Double Dragon and Nekketsu High School make up the bulk of Technōs’ beat-em-ups, so it’s interesting to see what experimentation they did in other games. Their most well known “other” beat-em-up is called The Combatribes, which is kind of like a re-visitation of, and massive improvement on, the ideas they worked with in Renegade. Their only remaining beat-em-up is a virtually completely forgotten arcade game called Shadow Force.
Shadow Force‘s plot concerns an organization called Teaser that’s led by a guy named Mr. Wong, who looks kind of like Sigma from Mega Man X. He’s creating monsters to take over the world, and the four heroes are out to attempt to bring an end to his plans. Your quest takes you through chemical plants, forests, and across roof tops, before making your way through a very bizarre looking fourth level. At the end of the fourth level, you fight a giant monster that, after being defeated, swallows your character whole. The fifth and final level is then set within the monster itself.
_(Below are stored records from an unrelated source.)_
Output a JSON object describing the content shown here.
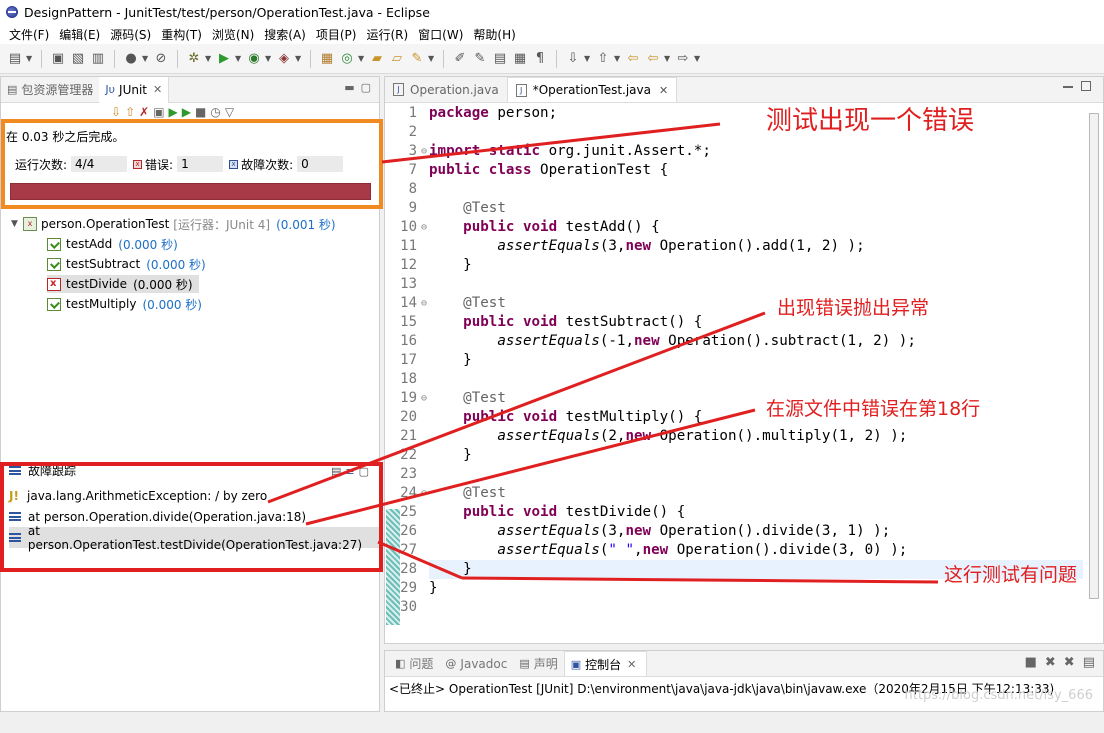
{
  "window": {
    "title": "DesignPattern - JunitTest/test/person/OperationTest.java - Eclipse"
  },
  "menu": [
    "文件(F)",
    "编辑(E)",
    "源码(S)",
    "重构(T)",
    "浏览(N)",
    "搜索(A)",
    "项目(P)",
    "运行(R)",
    "窗口(W)",
    "帮助(H)"
  ],
  "left_view": {
    "tabs": [
      {
        "label": "包资源管理器",
        "icon": "package-explorer-icon"
      },
      {
        "label": "JUnit",
        "icon": "junit-icon"
      }
    ],
    "status": "在 0.03 秒之后完成。",
    "runs_label": "运行次数:",
    "runs_value": "4/4",
    "errors_label": "错误:",
    "errors_value": "1",
    "failures_label": "故障次数:",
    "failures_value": "0",
    "progress_color": "#a83a47",
    "tree": {
      "suite_name": "person.OperationTest",
      "suite_runner": "[运行器：JUnit 4]",
      "suite_time": "(0.001 秒)",
      "tests": [
        {
          "name": "testAdd",
          "time": "(0.000 秒)",
          "status": "pass"
        },
        {
          "name": "testSubtract",
          "time": "(0.000 秒)",
          "status": "pass"
        },
        {
          "name": "testDivide",
          "time": "(0.000 秒)",
          "status": "error"
        },
        {
          "name": "testMultiply",
          "time": "(0.000 秒)",
          "status": "pass"
        }
      ]
    },
    "trace": {
      "header": "故障跟踪",
      "lines": [
        "java.lang.ArithmeticException: / by zero",
        "at person.Operation.divide(Operation.java:18)",
        "at person.OperationTest.testDivide(OperationTest.java:27)"
      ]
    }
  },
  "editor": {
    "tabs": [
      {
        "label": "Operation.java",
        "active": false
      },
      {
        "label": "*OperationTest.java",
        "active": true
      }
    ],
    "line_numbers": [
      "1",
      "2",
      "3",
      "7",
      "8",
      "9",
      "10",
      "11",
      "12",
      "13",
      "14",
      "15",
      "16",
      "17",
      "18",
      "19",
      "20",
      "21",
      "22",
      "23",
      "24",
      "25",
      "26",
      "27",
      "28",
      "29",
      "30"
    ],
    "lines": [
      "package person;",
      "",
      "import static org.junit.Assert.*;",
      "public class OperationTest {",
      "",
      "    @Test",
      "    public void testAdd() {",
      "        assertEquals(3,new Operation().add(1, 2) );",
      "    }",
      "",
      "    @Test",
      "    public void testSubtract() {",
      "        assertEquals(-1,new Operation().subtract(1, 2) );",
      "    }",
      "",
      "    @Test",
      "    public void testMultiply() {",
      "        assertEquals(2,new Operation().multiply(1, 2) );",
      "    }",
      "",
      "    @Test",
      "    public void testDivide() {",
      "        assertEquals(3,new Operation().divide(3, 1) );",
      "        assertEquals(\" \",new Operation().divide(3, 0) );",
      "    }",
      "}",
      ""
    ]
  },
  "console": {
    "tabs": [
      {
        "label": "问题",
        "icon": "problems-icon"
      },
      {
        "label": "Javadoc",
        "icon": "javadoc-icon"
      },
      {
        "label": "声明",
        "icon": "declaration-icon"
      },
      {
        "label": "控制台",
        "icon": "console-icon"
      }
    ],
    "text": "<已终止> OperationTest [JUnit] D:\\environment\\java\\java-jdk\\java\\bin\\javaw.exe（2020年2月15日 下午12:13:33)",
    "watermark": "https://blog.csdn.net/lsy_666"
  },
  "annotations": {
    "a1": "测试出现一个错误",
    "a2": "出现错误抛出异常",
    "a3": "在源文件中错误在第18行",
    "a4": "这行测试有问题",
    "color": "#e02020"
  }
}
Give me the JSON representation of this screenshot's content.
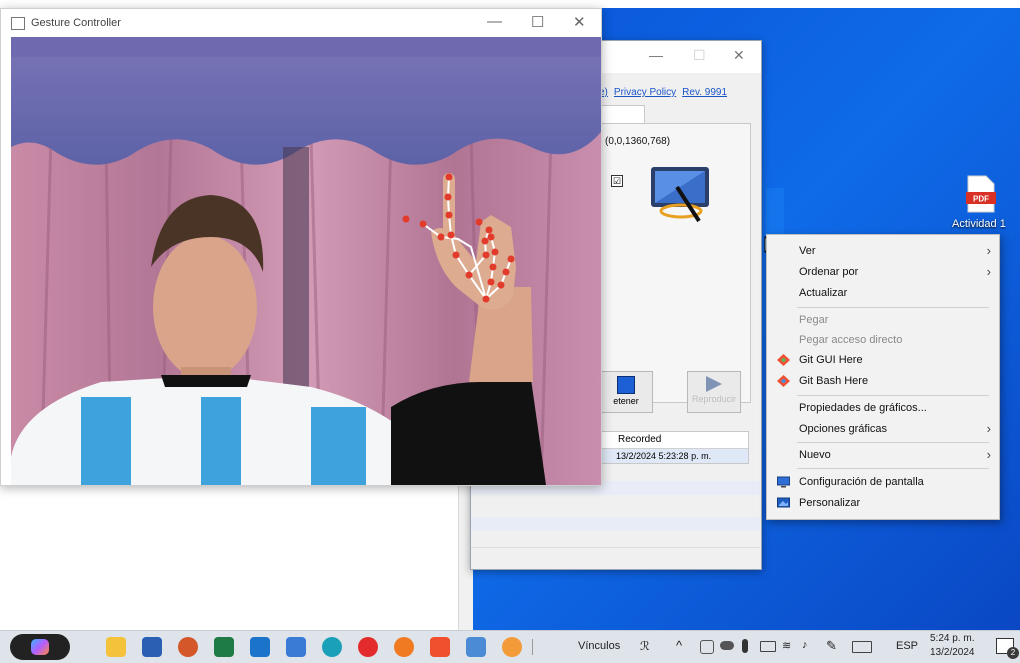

Either being swallowed by this thing reduces everything in size, or the monsters’ innards don’t answer to the laws of physics, because it’s absolutely huge in there. Even Mr. Wong makes an appearance at the end of the level, where he tells you that you’ll have to face his most powerful creation, which he strangely keeps hidden inside another of his monsters.
Two people can play Shadow Force at once, and there are four characters to choose from.
A rokushakubo-wielding ninja who is the last descendant of the “Iga” clan. He suffered a serious wound during a previous battle and became a cyborg soldier. He’s probably the closest to a “balanced guy” character.
The sole female member of the group. Wields two swords. Although she is the only one who still has her human flesh, her fighting abilities are just as good as the other three members. Apparently she is waging a war against pants.
A cyborg soldier who has a crimson-colored body and a face like the mythical “tengu” from ancient Japan. Fights using his bare hands. He was once the leader of a resistance movement. He’s a rare beat-em-up grappler with several good throws.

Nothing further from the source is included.